The researchers examined 13 jurisdictions, focusing on those that have used predictive policing systems and been subject to a government-commissioned investigation. The latter requirement ensured that the policing practices had legally verifiable documentation. In nine of the jurisdictions, they found strong evidence that the systems had been trained on “dirty data.”
The problem wasn’t just data skewed by disproportionate targeting of minorities, as in New Orleans. In some cases, police departments had a culture of purposely manipulating or falsifying data under intense political pressure to bring down official crime rates. In New York, for example, in order to artificially deflate crime statistics, precinct commanders regularly asked victims at crime scenes not to file complaints. Some police officers even planted drugs on innocent people to meet their quotas for arrests. In modern-day predictive policing systems, which rely on machine learning to forecast crime, those corrupted data points become legitimate predictors.
The paper’s findings call the validity of predictive policing systems into question. Vendors of such software often argue that the biased outcomes of their tools are easily fixable, says Rashida Richardson, the director of policy research at AI Now and lead author on the study. “But in all of these instances, there is some type of systemic problem that is reflected in the data,” she says. The remedy, therefore, would require far more than simply removing one or two instances of bad behavior. It’s not so easy to “segregate out good data from bad data or good cops from bad cops,” adds Jason Schultz, the institute’s research lead for law and policy, another author on the study.
Vendors also argue that they avoid data more likely to reflect biases, such as drug-related arrests, and opt instead for training inputs like 911 calls. But the researchers found just as much bias in the supposedly more neutral data. Furthermore, they found that vendors never independently audit the data fed into their systems.

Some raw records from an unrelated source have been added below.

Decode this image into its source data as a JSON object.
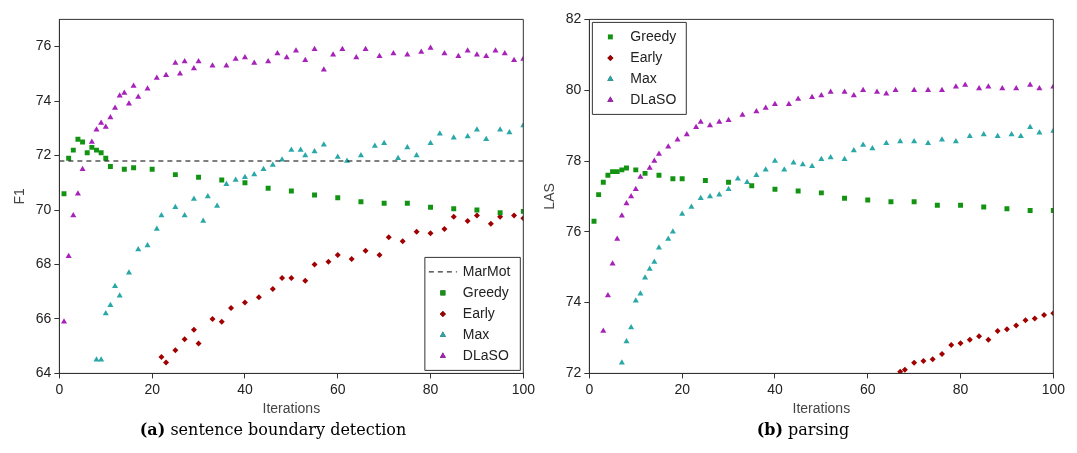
{
  "chart_data": [
    {
      "type": "scatter",
      "title": "(a) sentence boundary detection",
      "xlabel": "Iterations",
      "ylabel": "F1",
      "xlim": [
        0,
        100
      ],
      "xticks": [
        0,
        20,
        40,
        60,
        80,
        100
      ],
      "ylim": [
        64,
        77
      ],
      "yticks": [
        64,
        66,
        68,
        70,
        72,
        74,
        76
      ],
      "grid": false,
      "legend": "bottom right",
      "ref_lines": [
        {
          "axis": "y",
          "value": 71.8,
          "label": "MarMot",
          "color": "#000000",
          "line_style": "dashed"
        }
      ],
      "series": [
        {
          "name": "Greedy",
          "color": "#129412",
          "marker": "square",
          "x": [
            1,
            2,
            3,
            4,
            5,
            6,
            7,
            8,
            9,
            10,
            11,
            14,
            16,
            20,
            25,
            30,
            35,
            40,
            45,
            50,
            55,
            60,
            65,
            70,
            75,
            80,
            85,
            90,
            95,
            100
          ],
          "values": [
            70.6,
            71.9,
            72.2,
            72.6,
            72.5,
            72.1,
            72.3,
            72.2,
            72.1,
            71.9,
            71.6,
            71.5,
            71.55,
            71.5,
            71.3,
            71.2,
            71.1,
            71.0,
            70.8,
            70.7,
            70.55,
            70.45,
            70.3,
            70.25,
            70.25,
            70.1,
            70.05,
            70.0,
            69.9,
            69.95
          ]
        },
        {
          "name": "Early",
          "color": "#a00000",
          "marker": "diamond",
          "x": [
            22,
            23,
            25,
            27,
            29,
            30,
            33,
            35,
            37,
            40,
            43,
            46,
            48,
            50,
            53,
            55,
            58,
            60,
            63,
            66,
            69,
            71,
            74,
            77,
            80,
            83,
            85,
            88,
            90,
            93,
            95,
            98,
            100
          ],
          "values": [
            64.6,
            64.4,
            64.85,
            65.25,
            65.6,
            65.1,
            66.0,
            65.9,
            66.4,
            66.6,
            66.8,
            67.1,
            67.5,
            67.5,
            67.4,
            68.0,
            68.1,
            68.35,
            68.2,
            68.5,
            68.35,
            69.0,
            68.85,
            69.2,
            69.15,
            69.3,
            69.75,
            69.6,
            69.8,
            69.5,
            69.75,
            69.8,
            69.7
          ]
        },
        {
          "name": "Max",
          "color": "#2aa8a8",
          "marker": "triangle",
          "x": [
            8,
            9,
            10,
            11,
            12,
            13,
            15,
            17,
            19,
            21,
            22,
            25,
            27,
            29,
            31,
            32,
            34,
            36,
            38,
            40,
            42,
            44,
            46,
            48,
            50,
            52,
            53,
            55,
            57,
            60,
            62,
            65,
            68,
            70,
            73,
            75,
            77,
            80,
            82,
            85,
            88,
            90,
            92,
            95,
            97,
            100
          ],
          "values": [
            64.5,
            64.5,
            66.2,
            66.5,
            67.2,
            66.85,
            67.7,
            68.55,
            68.7,
            69.3,
            69.8,
            70.1,
            69.8,
            70.4,
            69.6,
            70.5,
            70.15,
            70.95,
            71.1,
            71.2,
            71.3,
            71.5,
            71.65,
            71.85,
            72.2,
            72.2,
            72.0,
            72.15,
            72.4,
            71.95,
            71.8,
            72.0,
            72.35,
            72.45,
            71.9,
            72.3,
            72.0,
            72.45,
            72.8,
            72.65,
            72.7,
            72.95,
            72.6,
            72.95,
            72.85,
            73.1
          ]
        },
        {
          "name": "DLaSO",
          "color": "#a622b8",
          "marker": "triangle",
          "x": [
            1,
            2,
            3,
            4,
            5,
            7,
            8,
            9,
            10,
            11,
            12,
            13,
            14,
            15,
            16,
            17,
            19,
            21,
            23,
            25,
            26,
            27,
            29,
            30,
            33,
            36,
            38,
            40,
            42,
            45,
            47,
            49,
            51,
            53,
            55,
            57,
            59,
            61,
            64,
            66,
            69,
            72,
            75,
            78,
            80,
            83,
            86,
            88,
            90,
            92,
            94,
            96,
            98,
            100
          ],
          "values": [
            65.9,
            68.3,
            69.8,
            70.6,
            71.5,
            72.5,
            72.95,
            73.2,
            73.05,
            73.4,
            73.75,
            74.2,
            74.3,
            73.9,
            74.55,
            74.15,
            74.45,
            74.85,
            74.95,
            75.4,
            75.0,
            75.45,
            75.2,
            75.45,
            75.3,
            75.3,
            75.55,
            75.6,
            75.4,
            75.45,
            75.75,
            75.6,
            75.85,
            75.5,
            75.9,
            75.15,
            75.7,
            75.9,
            75.6,
            75.9,
            75.65,
            75.75,
            75.7,
            75.8,
            75.95,
            75.75,
            75.65,
            75.85,
            75.7,
            75.65,
            75.85,
            75.75,
            75.5,
            75.55
          ]
        }
      ]
    },
    {
      "type": "scatter",
      "title": "(b) parsing",
      "xlabel": "Iterations",
      "ylabel": "LAS",
      "xlim": [
        0,
        100
      ],
      "xticks": [
        0,
        20,
        40,
        60,
        80,
        100
      ],
      "ylim": [
        72,
        82
      ],
      "yticks": [
        72,
        74,
        76,
        78,
        80,
        82
      ],
      "grid": false,
      "legend": "top left",
      "series": [
        {
          "name": "Greedy",
          "color": "#129412",
          "marker": "square",
          "x": [
            1,
            2,
            3,
            4,
            5,
            6,
            7,
            8,
            10,
            12,
            15,
            18,
            20,
            25,
            30,
            35,
            40,
            45,
            50,
            55,
            60,
            65,
            70,
            75,
            80,
            85,
            90,
            95,
            100
          ],
          "values": [
            76.3,
            77.05,
            77.4,
            77.6,
            77.7,
            77.7,
            77.75,
            77.8,
            77.75,
            77.65,
            77.6,
            77.5,
            77.5,
            77.45,
            77.4,
            77.3,
            77.2,
            77.15,
            77.1,
            76.95,
            76.9,
            76.85,
            76.85,
            76.75,
            76.75,
            76.7,
            76.65,
            76.6,
            76.6
          ]
        },
        {
          "name": "Early",
          "color": "#a00000",
          "marker": "diamond",
          "x": [
            67,
            68,
            70,
            72,
            74,
            76,
            78,
            80,
            82,
            84,
            86,
            88,
            90,
            92,
            94,
            96,
            98,
            100
          ],
          "values": [
            72.05,
            72.1,
            72.3,
            72.35,
            72.4,
            72.55,
            72.8,
            72.85,
            72.95,
            73.05,
            72.95,
            73.2,
            73.25,
            73.35,
            73.5,
            73.55,
            73.65,
            73.7
          ]
        },
        {
          "name": "Max",
          "color": "#2aa8a8",
          "marker": "triangle",
          "x": [
            7,
            8,
            9,
            10,
            11,
            12,
            13,
            14,
            15,
            17,
            18,
            20,
            22,
            24,
            26,
            28,
            30,
            32,
            34,
            36,
            38,
            40,
            42,
            44,
            46,
            48,
            50,
            52,
            55,
            57,
            59,
            61,
            64,
            67,
            70,
            73,
            76,
            79,
            82,
            85,
            88,
            91,
            93,
            95,
            97,
            100
          ],
          "values": [
            72.3,
            72.9,
            73.3,
            74.05,
            74.25,
            74.7,
            74.95,
            75.15,
            75.55,
            75.8,
            76.0,
            76.5,
            76.7,
            76.95,
            77.0,
            77.05,
            77.2,
            77.5,
            77.4,
            77.6,
            77.75,
            78.0,
            77.75,
            77.95,
            77.9,
            77.85,
            78.05,
            78.1,
            78.05,
            78.3,
            78.45,
            78.35,
            78.5,
            78.55,
            78.55,
            78.5,
            78.6,
            78.55,
            78.7,
            78.75,
            78.7,
            78.75,
            78.7,
            78.95,
            78.8,
            78.85
          ]
        },
        {
          "name": "DLaSO",
          "color": "#a622b8",
          "marker": "triangle",
          "x": [
            3,
            4,
            5,
            6,
            7,
            8,
            9,
            10,
            11,
            13,
            14,
            15,
            17,
            19,
            21,
            23,
            24,
            26,
            28,
            30,
            33,
            36,
            38,
            40,
            43,
            45,
            48,
            50,
            52,
            55,
            57,
            59,
            62,
            64,
            66,
            70,
            73,
            76,
            79,
            81,
            84,
            86,
            89,
            92,
            95,
            97,
            100
          ],
          "values": [
            73.2,
            74.2,
            75.1,
            75.8,
            76.45,
            76.8,
            77.0,
            77.2,
            77.55,
            77.8,
            78.0,
            78.2,
            78.4,
            78.6,
            78.75,
            78.95,
            79.1,
            79.0,
            79.1,
            79.15,
            79.3,
            79.4,
            79.5,
            79.6,
            79.6,
            79.75,
            79.8,
            79.85,
            79.95,
            79.95,
            79.85,
            80.0,
            79.95,
            79.9,
            80.0,
            80.0,
            80.0,
            80.0,
            80.1,
            80.15,
            80.05,
            80.1,
            80.05,
            80.05,
            80.15,
            80.05,
            80.1
          ]
        }
      ]
    }
  ]
}
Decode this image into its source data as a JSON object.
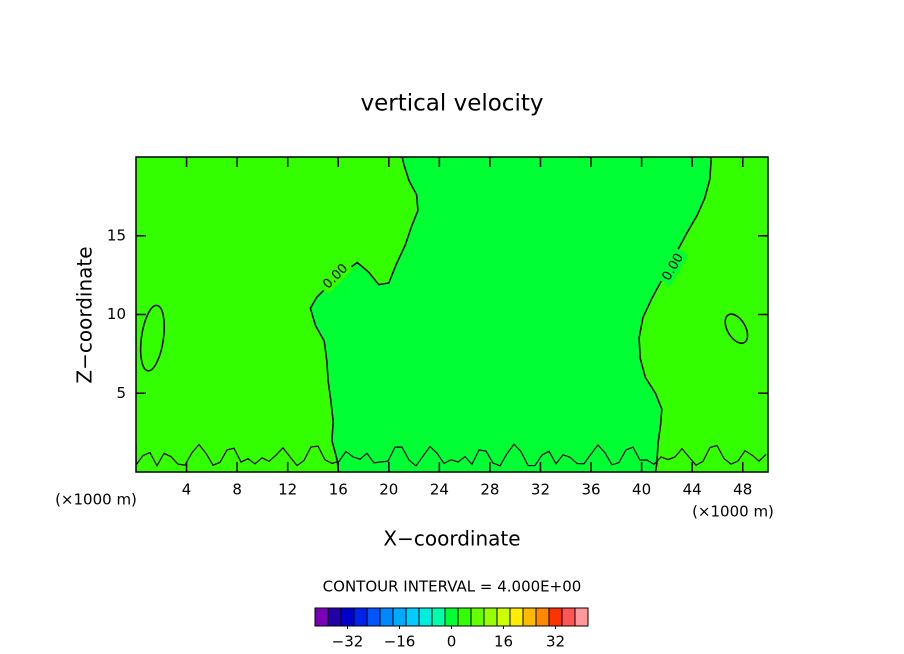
{
  "chart_data": {
    "type": "contour",
    "title": "vertical velocity",
    "xlabel": "X−coordinate",
    "ylabel": "Z−coordinate",
    "x_unit": "(×1000 m)",
    "xlim": [
      0,
      50
    ],
    "ylim": [
      0,
      20
    ],
    "xticks": [
      4,
      8,
      12,
      16,
      20,
      24,
      28,
      32,
      36,
      40,
      44,
      48
    ],
    "yticks": [
      5,
      10,
      15
    ],
    "contour_labels": [
      "0.00",
      "0.00"
    ],
    "contour_interval": "CONTOUR INTERVAL = 4.000E+00",
    "levels": [
      -40,
      -36,
      -32,
      -28,
      -24,
      -20,
      -16,
      -12,
      -8,
      -4,
      0,
      4,
      8,
      12,
      16,
      20,
      24,
      28,
      32,
      36,
      40
    ],
    "colors": [
      "#7a00b8",
      "#2200a8",
      "#0000cc",
      "#0022ee",
      "#0055ff",
      "#0088ff",
      "#00aaff",
      "#00ccff",
      "#00eedd",
      "#00ffaa",
      "#00ff33",
      "#33ff00",
      "#66ff00",
      "#99ff00",
      "#ccff00",
      "#ffee00",
      "#ffbb00",
      "#ff8800",
      "#ff3300",
      "#ff5555",
      "#ff9999"
    ],
    "cbar_ticks": [
      {
        "value": -32,
        "label": "−32"
      },
      {
        "value": -16,
        "label": "−16"
      },
      0,
      16,
      32
    ]
  }
}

The paper sheds light on anther debate raging in the US over the use of criminal risk assessment tools, which also use machine learning to help determine anything from defendants’ fate during pretrial proceedings to the severity of their sentences. “The data we discuss in this paper is not just isolated to policing,” says Richardson. “It’s used throughout the criminal justice system.”
Currently, much of the debate has focused on the mechanics of the system itself—whether it can be designed to produce mathematically fair results. But the researchers emphasize that this is the wrong question. “To separate out the algorithm question from the social system it’s connected to and embedded within doesn’t get you very far,” says Schultz. “We really have to acknowledge the limits of those kinds of mathematical, calculation-based attempts to address bias.”
Moving forward, the researchers hope their work will help reframe the debate to focus on the broader system rather than the tool itself. They also hope it will prompt governments to create mechanisms, like the algorithmic impact assessment framework the institute released last year, to bring more transparency, accountability, and oversight to the use of automated decision-making tools.
If the social and political mechanisms that generate dirty data aren’t reformed, such tools will only do more harm than good, they say. Once people recognize that, then maybe the debate will finally shift to “ways we can use machine learning and other technological advances to actually stop the root cause of [crime],” says Richardson. “Maybe we can solve poverty and unemployment and housing issues using government data in a more beneficial way.”